Description: The tropical forests are Earth's largest source of biogenic volatile organic compounds (BVOCs) and thus also the largest atmospheric sink region for the hydroxyl radical (OH). However, the OH sink above tropical forests is poorly understood, as past studies have revealed large unattributed fractions of total OH reactivity. We present the first total OH reactivity and volatile organic compound (VOC) measurements made at the Amazon Tall Tower Observatory (ATTO) at 80, 150, and 320 m above ground level, covering two dry seasons, one wet season, and one transition season in 2018–2019. By considering a wide range of previously unaccounted for VOCs, which we identified by proton transfer reaction time-of-flight mass spectrometry (PTR-ToF-MS), the unattributed fraction was with an overall average of 19 % within the measurement uncertainty of ∼ 35 %. In terms of seasonal average OH reactivity, isoprene accounted for 23 %–43 % of the total and oxygenated VOCs (OVOCs) for 22 %–40 %, while monoterpenes, sesquiterpenes, and green leaf volatiles combined were responsible for 9 %–14 %. These findings show that OVOCs were until now an underestimated contributor to the OH sink above the Amazon forest. By day, total OH reactivity decreased towards higher altitudes with strongest vertical gradients observed around noon during the dry season (−0.026 s−1 m−1), while the gradient was inverted at night. Seasonal differences in total OH reactivity were observed, with the lowest daytime average and standard deviation of 19.9 ± 6.2 s−1 during a wet–dry transition season with frequent precipitation; 23.7 ± 6.5 s−1 during the wet season; and the highest average OH reactivities during two dry-season observation periods with 28.1 ± 7.9 s−1 and 29.1 ± 10.8 s−1, respectively.
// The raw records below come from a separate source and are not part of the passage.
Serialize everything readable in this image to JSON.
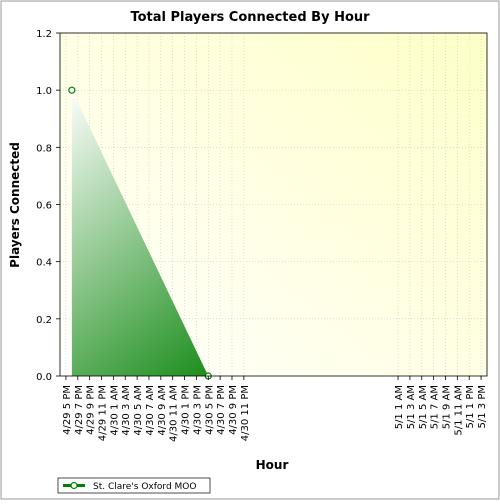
{
  "chart_data": {
    "type": "area",
    "title": "Total Players Connected By Hour",
    "xlabel": "Hour",
    "ylabel": "Players Connected",
    "ylim": [
      0,
      1.2
    ],
    "yticks": [
      "0.0",
      "0.2",
      "0.4",
      "0.6",
      "0.8",
      "1.0",
      "1.2"
    ],
    "x_tick_labels": [
      "4/29 5 PM",
      "4/29 7 PM",
      "4/29 9 PM",
      "4/29 11 PM",
      "4/30 1 AM",
      "4/30 3 AM",
      "4/30 5 AM",
      "4/30 7 AM",
      "4/30 9 AM",
      "4/30 11 AM",
      "4/30 1 PM",
      "4/30 3 PM",
      "4/30 5 PM",
      "4/30 7 PM",
      "4/30 9 PM",
      "4/30 11 PM",
      "5/1 1 AM",
      "5/1 3 AM",
      "5/1 5 AM",
      "5/1 7 AM",
      "5/1 9 AM",
      "5/1 11 AM",
      "5/1 1 PM",
      "5/1 3 PM"
    ],
    "grid": true,
    "legend_position": "bottom-left",
    "series": [
      {
        "name": "St. Clare's Oxford MOO",
        "color": "#008000",
        "x": [
          "4/29 6 PM",
          "4/30 5 PM"
        ],
        "values": [
          1.0,
          0.0
        ]
      }
    ]
  }
}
The effects of different environmental parameters on the OH sink were investigated, and quantified, where possible. Precipitation caused short-term spikes in total OH reactivity, which were followed by below-normal OH reactivity for several hours. Biomass burning increased total OH reactivity by 2.7 to 9.5 s−1. We present a temperature-dependent parameterization of OH reactivity that could be applied in future models of the OH sink to further reduce our knowledge gaps in tropical-forest OH chemistry.